I'm in negotiations on an 2012 X5 35i and wonder if the $825 Destination Fee is waived when doing PCD ?


----------



## GeorgeT (Jun 22, 2007)

No.


----------



## 97X (Sep 19, 2007)

^ What he said. As I understand it, the destination fee is an average cost, meaning it costs way more than $875 to ship an X5 to California and way less to ship it "down the block" to the BMW dealer located in Spartanburg. As such, everyone pays the flat fee, no matter where you take delivery.


----------



## I-Won-Today (Feb 21, 2007)

97X hit the nail on the head... 

It is a equalized flat rate fee for all BMW's (US and German built vehicles) so that no dealer or market has a price advantage. Even though we are not far from the BMW Distribution Center for the vehicles built locally, they are still loaded on a truck and shipped to us.


----------



## ahimanic (Nov 15, 2007)

Another thing to keep in mind is that the destination charge you pay is only good for one delivery from the factory, whether it's to your dealer in TX or down the road to PC.

Once your car is delivered to the PC you can not divert to TX without incurring another costly shipping fee and it won't be $875!


----------



## Thad (Apr 1, 2006)

97X said:


> ^ What he said. As I understand it, the destination fee is an average cost, meaning it costs way more than $875 to ship an X5 to California and way less to ship it "down the block" to the BMW dealer located in Spartanburg. As such, everyone pays the flat fee, no matter where you take delivery.

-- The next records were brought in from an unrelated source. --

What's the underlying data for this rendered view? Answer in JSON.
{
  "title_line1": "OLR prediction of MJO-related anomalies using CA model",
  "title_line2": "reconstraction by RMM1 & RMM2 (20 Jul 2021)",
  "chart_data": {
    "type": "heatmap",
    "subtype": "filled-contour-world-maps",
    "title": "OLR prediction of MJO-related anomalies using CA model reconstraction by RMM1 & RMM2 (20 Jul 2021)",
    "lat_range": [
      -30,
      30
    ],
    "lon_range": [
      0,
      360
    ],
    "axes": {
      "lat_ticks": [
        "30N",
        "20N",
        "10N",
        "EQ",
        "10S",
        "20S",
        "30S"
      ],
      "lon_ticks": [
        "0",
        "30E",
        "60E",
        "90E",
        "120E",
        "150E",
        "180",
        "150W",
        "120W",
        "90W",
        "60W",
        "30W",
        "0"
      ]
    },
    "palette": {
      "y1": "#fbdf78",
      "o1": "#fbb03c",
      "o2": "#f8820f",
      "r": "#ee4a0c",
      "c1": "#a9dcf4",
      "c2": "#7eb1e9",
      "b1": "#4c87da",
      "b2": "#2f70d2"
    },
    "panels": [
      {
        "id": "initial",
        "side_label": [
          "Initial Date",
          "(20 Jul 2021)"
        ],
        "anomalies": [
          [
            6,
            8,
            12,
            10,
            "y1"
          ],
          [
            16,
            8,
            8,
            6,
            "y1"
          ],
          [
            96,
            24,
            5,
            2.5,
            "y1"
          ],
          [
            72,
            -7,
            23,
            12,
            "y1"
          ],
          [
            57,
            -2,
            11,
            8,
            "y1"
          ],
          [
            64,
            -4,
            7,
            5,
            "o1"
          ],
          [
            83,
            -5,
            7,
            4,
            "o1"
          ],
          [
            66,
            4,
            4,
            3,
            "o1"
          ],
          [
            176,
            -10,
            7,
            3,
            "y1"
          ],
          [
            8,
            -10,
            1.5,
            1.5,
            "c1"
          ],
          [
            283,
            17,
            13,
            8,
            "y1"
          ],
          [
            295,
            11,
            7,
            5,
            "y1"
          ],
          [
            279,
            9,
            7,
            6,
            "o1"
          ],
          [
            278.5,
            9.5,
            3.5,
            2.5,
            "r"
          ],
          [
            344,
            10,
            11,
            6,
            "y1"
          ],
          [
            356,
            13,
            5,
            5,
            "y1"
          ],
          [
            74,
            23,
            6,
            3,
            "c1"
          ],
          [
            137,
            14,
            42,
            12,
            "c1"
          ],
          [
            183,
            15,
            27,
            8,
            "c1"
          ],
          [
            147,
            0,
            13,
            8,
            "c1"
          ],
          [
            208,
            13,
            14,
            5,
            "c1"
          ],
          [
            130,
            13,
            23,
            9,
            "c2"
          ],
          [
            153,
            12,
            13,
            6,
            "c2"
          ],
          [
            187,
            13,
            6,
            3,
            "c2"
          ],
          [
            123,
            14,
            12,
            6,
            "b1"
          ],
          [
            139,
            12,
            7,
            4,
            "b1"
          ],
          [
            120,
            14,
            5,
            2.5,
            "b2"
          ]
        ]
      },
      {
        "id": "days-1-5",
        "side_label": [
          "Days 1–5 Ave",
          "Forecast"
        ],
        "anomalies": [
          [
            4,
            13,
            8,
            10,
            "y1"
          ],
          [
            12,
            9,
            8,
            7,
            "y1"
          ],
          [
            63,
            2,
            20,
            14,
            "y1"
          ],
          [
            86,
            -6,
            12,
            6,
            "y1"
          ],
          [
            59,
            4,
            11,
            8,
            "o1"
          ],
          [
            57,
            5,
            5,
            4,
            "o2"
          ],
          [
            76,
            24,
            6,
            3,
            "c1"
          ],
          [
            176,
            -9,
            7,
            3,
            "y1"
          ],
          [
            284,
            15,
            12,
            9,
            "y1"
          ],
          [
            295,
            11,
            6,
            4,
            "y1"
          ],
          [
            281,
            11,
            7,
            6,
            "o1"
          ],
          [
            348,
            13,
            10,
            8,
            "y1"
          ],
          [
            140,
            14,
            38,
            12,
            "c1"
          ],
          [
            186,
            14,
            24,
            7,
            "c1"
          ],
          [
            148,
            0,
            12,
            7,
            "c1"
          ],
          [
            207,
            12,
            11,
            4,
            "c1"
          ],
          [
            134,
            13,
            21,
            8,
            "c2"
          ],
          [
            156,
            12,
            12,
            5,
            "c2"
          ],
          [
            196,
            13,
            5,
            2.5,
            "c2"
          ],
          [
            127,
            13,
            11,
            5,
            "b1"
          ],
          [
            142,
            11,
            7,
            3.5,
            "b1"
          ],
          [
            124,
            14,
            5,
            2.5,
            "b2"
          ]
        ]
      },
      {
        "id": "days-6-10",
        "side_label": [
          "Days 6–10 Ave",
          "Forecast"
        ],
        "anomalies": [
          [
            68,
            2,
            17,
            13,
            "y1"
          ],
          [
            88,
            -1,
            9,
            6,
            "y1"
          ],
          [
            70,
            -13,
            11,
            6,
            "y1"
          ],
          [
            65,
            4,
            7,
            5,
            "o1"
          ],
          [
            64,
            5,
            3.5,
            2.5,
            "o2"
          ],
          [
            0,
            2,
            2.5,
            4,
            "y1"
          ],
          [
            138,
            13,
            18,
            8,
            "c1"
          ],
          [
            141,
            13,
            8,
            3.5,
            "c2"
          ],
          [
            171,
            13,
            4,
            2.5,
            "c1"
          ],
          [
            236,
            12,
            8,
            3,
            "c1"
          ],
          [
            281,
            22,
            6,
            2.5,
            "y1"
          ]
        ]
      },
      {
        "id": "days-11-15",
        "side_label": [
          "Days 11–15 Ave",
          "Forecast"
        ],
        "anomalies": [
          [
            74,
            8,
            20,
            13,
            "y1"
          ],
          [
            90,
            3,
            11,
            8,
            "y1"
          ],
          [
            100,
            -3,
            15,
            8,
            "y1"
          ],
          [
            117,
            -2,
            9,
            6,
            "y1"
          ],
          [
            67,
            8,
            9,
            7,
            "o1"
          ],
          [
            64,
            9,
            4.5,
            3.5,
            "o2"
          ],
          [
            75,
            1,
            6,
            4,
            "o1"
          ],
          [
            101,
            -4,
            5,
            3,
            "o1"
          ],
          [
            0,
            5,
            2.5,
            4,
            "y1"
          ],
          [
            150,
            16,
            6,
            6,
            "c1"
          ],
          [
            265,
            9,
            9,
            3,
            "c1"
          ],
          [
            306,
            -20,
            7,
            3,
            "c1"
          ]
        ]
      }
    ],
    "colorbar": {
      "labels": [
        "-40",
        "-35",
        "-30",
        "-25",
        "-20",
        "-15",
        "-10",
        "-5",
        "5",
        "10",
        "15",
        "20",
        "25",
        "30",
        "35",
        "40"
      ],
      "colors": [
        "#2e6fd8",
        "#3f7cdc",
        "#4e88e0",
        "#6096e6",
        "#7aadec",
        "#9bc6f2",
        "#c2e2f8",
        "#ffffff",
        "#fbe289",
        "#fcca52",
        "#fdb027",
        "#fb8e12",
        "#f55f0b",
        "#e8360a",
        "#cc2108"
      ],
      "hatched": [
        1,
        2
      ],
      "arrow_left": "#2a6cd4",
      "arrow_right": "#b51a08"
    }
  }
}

I've always wondered about this. It's like the airlines and fuel surcharges. You price your product to take into account the cost of what it takes to deliver the product or service. Showing an advertised sales price to lure a customer in and then nickel is dime them with additional fees is bush league. If it cost you an extra 875 per car, up the base price of the car by 875.


----------